Struggling with mental health issues
I’ve been bullied, harassed and struggled with my mental health behind closed doors. Why do I feel the need to say all this? Because the very second you read the word autistic, you develop prejudices and assumptions of me. You might think that I was incapable of completing GCSEs (I ended up getting the higher grades in English Language and English Literature). You might think that I have no friends, or that the ones I got were out of pity. I can promise you that at university, the friends I’ve got, I made for myself.
Support and inclusivity
I’ve worked my whole life to get to where I am today, but none of this would’ve been possible without the dedication of my mum or the Learning Support Assistants (LSA) and teachers I had throughout my childhood. I want to make the world that my Special Educational Needs and Disability (SEND) siblings will grow up in a better place, I want to make schools across our region and nation more inclusive to neurodiverse, disabled and queer children, like what I once was.
This is me: primary and secondary School
When I was in primary school, I found that I was different from the neurotypicals within the primary school. However, I was also slightly different from my cohort of fellow autistics in terms of our interests and media habits. If everyone else was Disney XD, I was the Disney Channel; it’s not that my interests were 100% polar opposites, but the differences and my future queerness were very apparent in retrospect.
The support staff in my primary school were amazing, a pattern that would carry on throughout my experience in the Inclusion department in secondary school. Too bad it was towards the end of that time when things went off the rails. I ended up in social purgatory. It wasn’t the cishet neurotypical girls that were the problem; it was the cishet neurotypical boys that seemed to hate me. Not all mind, in retrospect most were just annoying. But one group had it out for me one of their own physically assaulted me while calling me an ableist slur in front of an entire group of people in my year group.
He wasn’t the downfall of my mental health as that happened before he came along. However, my lowest point was the worst I had felt in my whole life, it was absolute misery behind closed doors. And yet the SEND staff were the embodiment of kindness and care for the children that they worked with. And I had some pretty loyal friends. Apart from the slurs being thrown around like a second language by peers, I was pretty lucky to be where I was.
This is me: what now?
So, in terms of what you can expect from me, I am going to write about what I know and what I’m passionate about. I’m primarily focusing on education, but also disability rights, queer rights and mental health. Disabled and neurodiverse people including myself are ignored by the government, and especially by our region, and so I’m excited to shine a light on those issues.

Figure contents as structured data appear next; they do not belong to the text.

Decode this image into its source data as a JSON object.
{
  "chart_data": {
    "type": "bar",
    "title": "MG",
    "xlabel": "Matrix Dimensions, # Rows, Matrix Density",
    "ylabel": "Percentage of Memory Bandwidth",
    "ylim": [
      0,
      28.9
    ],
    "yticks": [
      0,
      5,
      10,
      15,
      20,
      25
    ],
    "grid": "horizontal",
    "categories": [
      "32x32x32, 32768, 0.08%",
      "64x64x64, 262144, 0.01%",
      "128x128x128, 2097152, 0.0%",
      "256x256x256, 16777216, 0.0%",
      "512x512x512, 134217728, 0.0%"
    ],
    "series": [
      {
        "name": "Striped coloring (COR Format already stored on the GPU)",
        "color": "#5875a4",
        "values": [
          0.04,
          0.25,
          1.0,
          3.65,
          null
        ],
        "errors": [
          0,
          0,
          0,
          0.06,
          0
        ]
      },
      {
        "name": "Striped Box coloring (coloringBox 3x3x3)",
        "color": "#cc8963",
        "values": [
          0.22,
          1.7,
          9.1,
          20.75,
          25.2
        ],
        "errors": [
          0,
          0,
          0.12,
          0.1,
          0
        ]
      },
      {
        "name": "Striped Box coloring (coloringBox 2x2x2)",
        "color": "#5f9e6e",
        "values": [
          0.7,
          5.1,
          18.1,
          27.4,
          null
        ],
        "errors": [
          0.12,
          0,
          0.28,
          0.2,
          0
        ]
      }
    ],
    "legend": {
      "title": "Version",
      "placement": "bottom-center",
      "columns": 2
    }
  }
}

My current focus is on universities and holding them and the government to account for how they’ve treated students like me this year. I’m also undertaking an exclusive investigation into how accommodation providers have treated students this year, both prior to and after the student rent strikes. Over the summer, I will be writing retrospectives on how primary schools, secondary schools and colleges have been handled by the government, and I hope to interview a few people with first-hand knowledge of the experience.
I hope that you now know a bit more about me and what I stand for. The mission of North East Bylines is to hold the government to account in achieving what they promise to both our region and our nation, and I intend on doing that when it comes to the industries and communities that I’m in. No matter what I write, I can promise you that it’s 100% coming from me, my experiences and nobody else.